Biogeosciences (May 2022)
Major processes of the dissolved cobalt cycle in the North and equatorial Pacific Ocean
Abstract
Over the past decade, the GEOTRACES and wider trace metal geochemical community has made substantial contributions towards constraining the marine cobalt (Co) cycle and its major biogeochemical processes. However, few Co speciation studies have been conducted in the North and equatorial Pacific Ocean, a vast portion of the world's oceans by volume and an important end-member of deep thermohaline circulation. Dissolved Co (dCo) samples, including total dissolved and labile Co, were measured at-sea during the GEOTRACES Pacific Meridional Transect (GP15) expedition along the 152∘ W longitudinal from 56∘ N to 20∘ S. Along this transect, upper-ocean dCo (σ0<26) was linearly correlated with dissolved phosphate (slope = 82±3, µmol : mol) due to phytoplankton uptake and remineralization.
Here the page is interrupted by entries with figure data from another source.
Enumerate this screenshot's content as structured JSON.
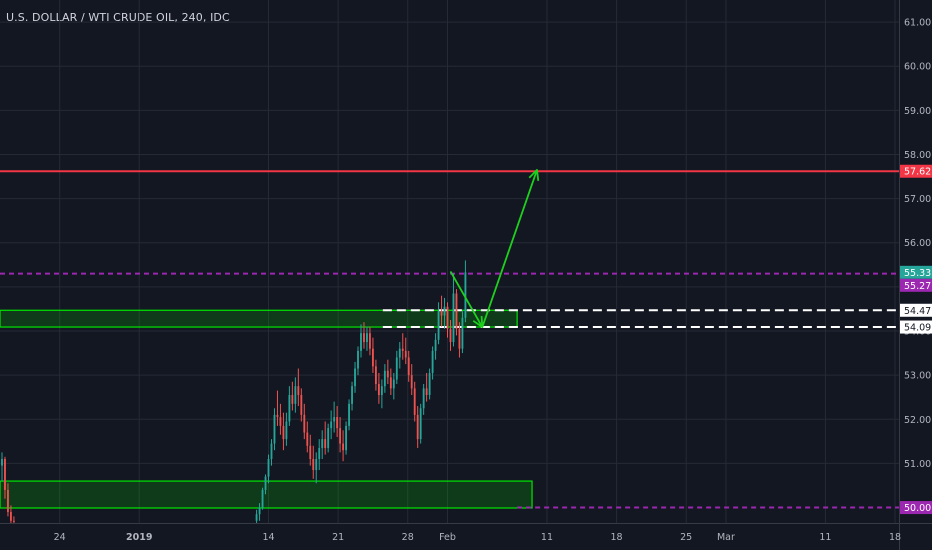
{
  "title": "U.S. DOLLAR / WTI CRUDE OIL, 240, IDC",
  "chart_data": {
    "type": "candlestick",
    "symbol": "U.S. DOLLAR / WTI CRUDE OIL",
    "interval": "240",
    "source": "IDC",
    "y_ticks": [
      "51.00",
      "52.00",
      "53.00",
      "54.00",
      "55.00",
      "56.00",
      "57.00",
      "58.00",
      "59.00",
      "60.00",
      "61.00"
    ],
    "ylim": [
      49.65,
      61.5
    ],
    "x_ticks": [
      {
        "label": "24",
        "day": 24
      },
      {
        "label": "2019",
        "day": 32,
        "bold": true
      },
      {
        "label": "14",
        "day": 45
      },
      {
        "label": "21",
        "day": 52
      },
      {
        "label": "28",
        "day": 59
      },
      {
        "label": "Feb",
        "day": 63
      },
      {
        "label": "11",
        "day": 73
      },
      {
        "label": "18",
        "day": 80
      },
      {
        "label": "25",
        "day": 87
      },
      {
        "label": "Mar",
        "day": 91
      },
      {
        "label": "11",
        "day": 101
      },
      {
        "label": "18",
        "day": 108
      }
    ],
    "x_day_range": [
      18.0,
      108.4
    ],
    "price_tags": [
      {
        "label": "57.62",
        "value": 57.62,
        "bg": "#f23645",
        "fg": "#ffffff"
      },
      {
        "label": "55.33",
        "value": 55.33,
        "bg": "#26a69a",
        "fg": "#ffffff"
      },
      {
        "label": "55.27",
        "value": 55.27,
        "bg": "#9c27b0",
        "fg": "#ffffff"
      },
      {
        "label": "54.47",
        "value": 54.47,
        "bg": "#ffffff",
        "fg": "#131722"
      },
      {
        "label": "54.09",
        "value": 54.09,
        "bg": "#ffffff",
        "fg": "#131722"
      },
      {
        "label": "50.00",
        "value": 50.0,
        "bg": "#9c27b0",
        "fg": "#ffffff"
      }
    ],
    "horizontal_lines": [
      {
        "name": "resistance-red",
        "value": 57.62,
        "color": "#f23645",
        "style": "solid"
      },
      {
        "name": "level-purple-high",
        "value": 55.3,
        "color": "#9c27b0",
        "style": "dashed"
      },
      {
        "name": "level-white-upper",
        "value": 54.47,
        "color": "#ffffff",
        "style": "dashed",
        "from_day": 56.5
      },
      {
        "name": "level-white-lower",
        "value": 54.09,
        "color": "#ffffff",
        "style": "dashed",
        "from_day": 56.5
      },
      {
        "name": "level-purple-low",
        "value": 50.0,
        "color": "#9c27b0",
        "style": "dashed",
        "from_day": 70
      }
    ],
    "zones": [
      {
        "name": "upper-zone",
        "from_day": 18.0,
        "to_day": 70.0,
        "top": 54.47,
        "bottom": 54.09,
        "color": "#00e600"
      },
      {
        "name": "lower-zone",
        "from_day": 18.0,
        "to_day": 71.5,
        "top": 50.6,
        "bottom": 49.99,
        "color": "#00e600"
      }
    ],
    "projection_arrow": {
      "color": "#1ed01e",
      "points": [
        [
          63.3,
          55.35
        ],
        [
          66.5,
          54.09
        ],
        [
          72.0,
          57.65
        ]
      ]
    },
    "candles": [
      [
        18.2,
        50.95,
        51.25,
        50.6,
        51.1
      ],
      [
        18.5,
        51.1,
        51.15,
        50.2,
        50.4
      ],
      [
        18.8,
        50.4,
        50.55,
        49.8,
        49.9
      ],
      [
        19.1,
        49.9,
        50.05,
        49.65,
        49.7
      ],
      [
        19.4,
        49.7,
        49.8,
        49.65,
        49.68
      ],
      [
        43.8,
        49.7,
        49.95,
        49.65,
        49.85
      ],
      [
        44.1,
        49.85,
        50.1,
        49.7,
        50.0
      ],
      [
        44.4,
        50.0,
        50.45,
        49.95,
        50.4
      ],
      [
        44.7,
        50.4,
        50.75,
        50.3,
        50.7
      ],
      [
        45.0,
        50.7,
        51.2,
        50.55,
        51.1
      ],
      [
        45.3,
        51.1,
        51.55,
        50.95,
        51.45
      ],
      [
        45.6,
        51.45,
        52.25,
        51.3,
        52.1
      ],
      [
        45.9,
        52.1,
        52.65,
        51.85,
        52.05
      ],
      [
        46.2,
        52.05,
        52.35,
        51.65,
        51.85
      ],
      [
        46.5,
        51.85,
        52.15,
        51.3,
        51.55
      ],
      [
        46.8,
        51.55,
        52.15,
        51.4,
        51.95
      ],
      [
        47.1,
        51.95,
        52.75,
        51.85,
        52.55
      ],
      [
        47.4,
        52.55,
        52.85,
        52.2,
        52.35
      ],
      [
        47.7,
        52.35,
        52.95,
        52.15,
        52.75
      ],
      [
        48.0,
        52.75,
        53.15,
        52.3,
        52.55
      ],
      [
        48.3,
        52.55,
        52.7,
        51.95,
        52.1
      ],
      [
        48.6,
        52.1,
        52.35,
        51.55,
        51.7
      ],
      [
        48.9,
        51.7,
        51.95,
        51.25,
        51.4
      ],
      [
        49.2,
        51.4,
        51.65,
        50.95,
        51.1
      ],
      [
        49.5,
        51.1,
        51.4,
        50.65,
        50.85
      ],
      [
        49.8,
        50.85,
        51.25,
        50.55,
        51.1
      ],
      [
        50.1,
        51.1,
        51.55,
        50.85,
        51.35
      ],
      [
        50.4,
        51.35,
        51.75,
        51.1,
        51.55
      ],
      [
        50.7,
        51.55,
        51.95,
        51.2,
        51.35
      ],
      [
        51.0,
        51.35,
        51.9,
        51.25,
        51.8
      ],
      [
        51.3,
        51.8,
        52.2,
        51.55,
        51.95
      ],
      [
        51.6,
        51.95,
        52.4,
        51.7,
        52.05
      ],
      [
        51.9,
        52.05,
        52.3,
        51.6,
        51.8
      ],
      [
        52.2,
        51.8,
        52.05,
        51.25,
        51.45
      ],
      [
        52.5,
        51.45,
        51.75,
        51.05,
        51.3
      ],
      [
        52.8,
        51.3,
        51.95,
        51.2,
        51.85
      ],
      [
        53.1,
        51.85,
        52.45,
        51.75,
        52.35
      ],
      [
        53.4,
        52.35,
        52.85,
        52.2,
        52.75
      ],
      [
        53.7,
        52.75,
        53.3,
        52.6,
        53.15
      ],
      [
        54.0,
        53.15,
        53.65,
        53.0,
        53.55
      ],
      [
        54.3,
        53.55,
        54.15,
        53.4,
        53.95
      ],
      [
        54.6,
        53.95,
        54.2,
        53.6,
        53.75
      ],
      [
        54.9,
        53.75,
        54.1,
        53.55,
        53.95
      ],
      [
        55.2,
        53.95,
        54.1,
        53.45,
        53.6
      ],
      [
        55.5,
        53.6,
        53.85,
        53.05,
        53.2
      ],
      [
        55.8,
        53.2,
        53.35,
        52.65,
        52.8
      ],
      [
        56.1,
        52.8,
        53.05,
        52.35,
        52.55
      ],
      [
        56.4,
        52.55,
        52.9,
        52.25,
        52.75
      ],
      [
        56.7,
        52.75,
        53.25,
        52.6,
        53.1
      ],
      [
        57.0,
        53.1,
        53.35,
        52.8,
        52.95
      ],
      [
        57.3,
        52.95,
        53.15,
        52.55,
        52.7
      ],
      [
        57.6,
        52.7,
        53.05,
        52.45,
        52.9
      ],
      [
        57.9,
        52.9,
        53.55,
        52.8,
        53.4
      ],
      [
        58.2,
        53.4,
        53.75,
        53.15,
        53.6
      ],
      [
        58.5,
        53.6,
        53.95,
        53.35,
        53.55
      ],
      [
        58.8,
        53.55,
        53.85,
        53.25,
        53.4
      ],
      [
        59.1,
        53.4,
        53.55,
        52.85,
        53.0
      ],
      [
        59.4,
        53.0,
        53.25,
        52.55,
        52.7
      ],
      [
        59.7,
        52.7,
        52.85,
        51.95,
        52.1
      ],
      [
        60.0,
        52.1,
        52.3,
        51.35,
        51.55
      ],
      [
        60.3,
        51.55,
        52.35,
        51.45,
        52.25
      ],
      [
        60.6,
        52.25,
        52.8,
        52.1,
        52.7
      ],
      [
        60.9,
        52.7,
        53.05,
        52.4,
        52.55
      ],
      [
        61.2,
        52.55,
        53.15,
        52.45,
        53.05
      ],
      [
        61.5,
        53.05,
        53.65,
        52.9,
        53.55
      ],
      [
        61.8,
        53.55,
        53.95,
        53.35,
        53.8
      ],
      [
        62.1,
        53.8,
        54.65,
        53.7,
        54.45
      ],
      [
        62.4,
        54.45,
        54.8,
        54.1,
        54.35
      ],
      [
        62.7,
        54.35,
        54.75,
        54.05,
        54.55
      ],
      [
        63.0,
        54.55,
        54.65,
        53.85,
        54.05
      ],
      [
        63.3,
        54.05,
        54.25,
        53.55,
        53.75
      ],
      [
        63.6,
        53.75,
        55.3,
        53.65,
        54.85
      ],
      [
        63.9,
        54.85,
        54.95,
        53.9,
        54.05
      ],
      [
        64.2,
        54.05,
        54.2,
        53.4,
        53.6
      ],
      [
        64.5,
        53.6,
        54.45,
        53.5,
        54.3
      ],
      [
        64.8,
        54.3,
        55.6,
        54.2,
        55.33
      ]
    ]
  }
}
As depth increased, dCo concentrations became increasingly decoupled from phosphate concentrations due to co-scavenging with manganese oxide particles in the mesopelagic. The transect revealed an organically bound coastal source of dCo to the Alaskan Stream associated with low-salinity waters. An intermediate-depth hydrothermal flux of dCo was observed off the Hawaiian coast at the Loihi Seamount, and the elevated dCo was correlated with potential xs3He at and above the vent site; however, the Loihi Seamount likely did not represent a major source of Co to the Pacific basin. Elevated concentrations of dCo within oxygen minimum zones (OMZs) in the equatorial North and South Pacific were consistent with the suppression of oxidative scavenging, and we estimate that future deoxygenation could increase the OMZ dCo inventory by 18 % to 36 % over the next century. In Pacific Deep Water (PDW), a fraction of elevated ligand-bound dCo appeared protected from scavenging by the high biogenic particle flux in the North Pacific basin. This finding is counter to previous expectations of low dCo concentrations in the deep Pacific due to scavenging over thermohaline circulation. Compared to a Co global biogeochemical model, the observed transect displayed more extreme inventories and fluxes of dCo than predicted by the model, suggesting a highly dynamic Pacific Co cycle.